BMW’nin devasa ızgaraları yıllardır otomobil tutkunlarının en çok tartıştığı tasarım unsurlarından biri. Ancak markanın tasarım şefi Adrian van Hooydonk, bu kararın tesadüf olmadığını ve özellikle Çin gibi pazarlarda büyük ızgaralara yönelik ciddi bir talep olduğunu söylüyor.

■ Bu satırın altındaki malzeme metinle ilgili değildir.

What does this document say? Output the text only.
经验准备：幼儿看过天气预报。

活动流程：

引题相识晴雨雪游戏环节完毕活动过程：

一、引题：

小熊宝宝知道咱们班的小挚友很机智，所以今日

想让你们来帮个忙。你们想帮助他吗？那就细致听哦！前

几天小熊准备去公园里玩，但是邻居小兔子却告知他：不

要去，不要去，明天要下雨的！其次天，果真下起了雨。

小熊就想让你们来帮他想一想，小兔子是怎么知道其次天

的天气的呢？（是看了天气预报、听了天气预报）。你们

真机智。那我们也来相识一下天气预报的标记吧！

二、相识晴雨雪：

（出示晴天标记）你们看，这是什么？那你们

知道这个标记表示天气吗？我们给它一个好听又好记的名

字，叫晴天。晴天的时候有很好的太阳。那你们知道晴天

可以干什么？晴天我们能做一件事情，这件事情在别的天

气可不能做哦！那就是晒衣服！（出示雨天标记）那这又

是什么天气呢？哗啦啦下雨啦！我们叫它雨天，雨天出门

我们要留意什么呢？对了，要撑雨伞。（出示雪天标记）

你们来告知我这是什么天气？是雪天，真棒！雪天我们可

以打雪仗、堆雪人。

Yeni tanıtılan iX3 ile birlikte BMW, “Neue Klasse” adı verilen yeni tasarım diline geçiş yapıyor. İnce böbrek ızgaralar, yatay ışık imzası ve retro BMW modellerine gönderme yapan çizgilerle bu yeni dönem oldukça beğeni topluyor.
Van Hooydonk’a göre, sosyal medyada yapılan olumsuz yorumlara rağmen satış rakamlarında hiçbir düşüş yaşanmadı, aksine büyük ızgaraların satışları desteklediği bile söylenebilir. BMW, global bir marka olduğu için farklı pazarların taleplerini dengelemek zorunda. Özellikle Çin’de büyük ve gösterişli tasarımlara duyulan ilgi, 7 Serisi ve iX gibi modellerin tasarımında belirleyici olmuş.
Büyük ızgaraların yalnızca görsel bir tercih olmadığını da eklemek gerekiyor. BMW, yeni nesil modellerinde otonom sürüş teknolojilerini ve çok sayıda sensörü entegre ediyor. Bu nedenle ızgara tasarımı işlevsel bir alan haline geliyor. Hooydonk, gelecekte farklı boyutlarda ve formlarda ızgaralar sunacaklarını, yani büyük ızgara döneminin tamamen sona ermeyeceğini belirtiyor.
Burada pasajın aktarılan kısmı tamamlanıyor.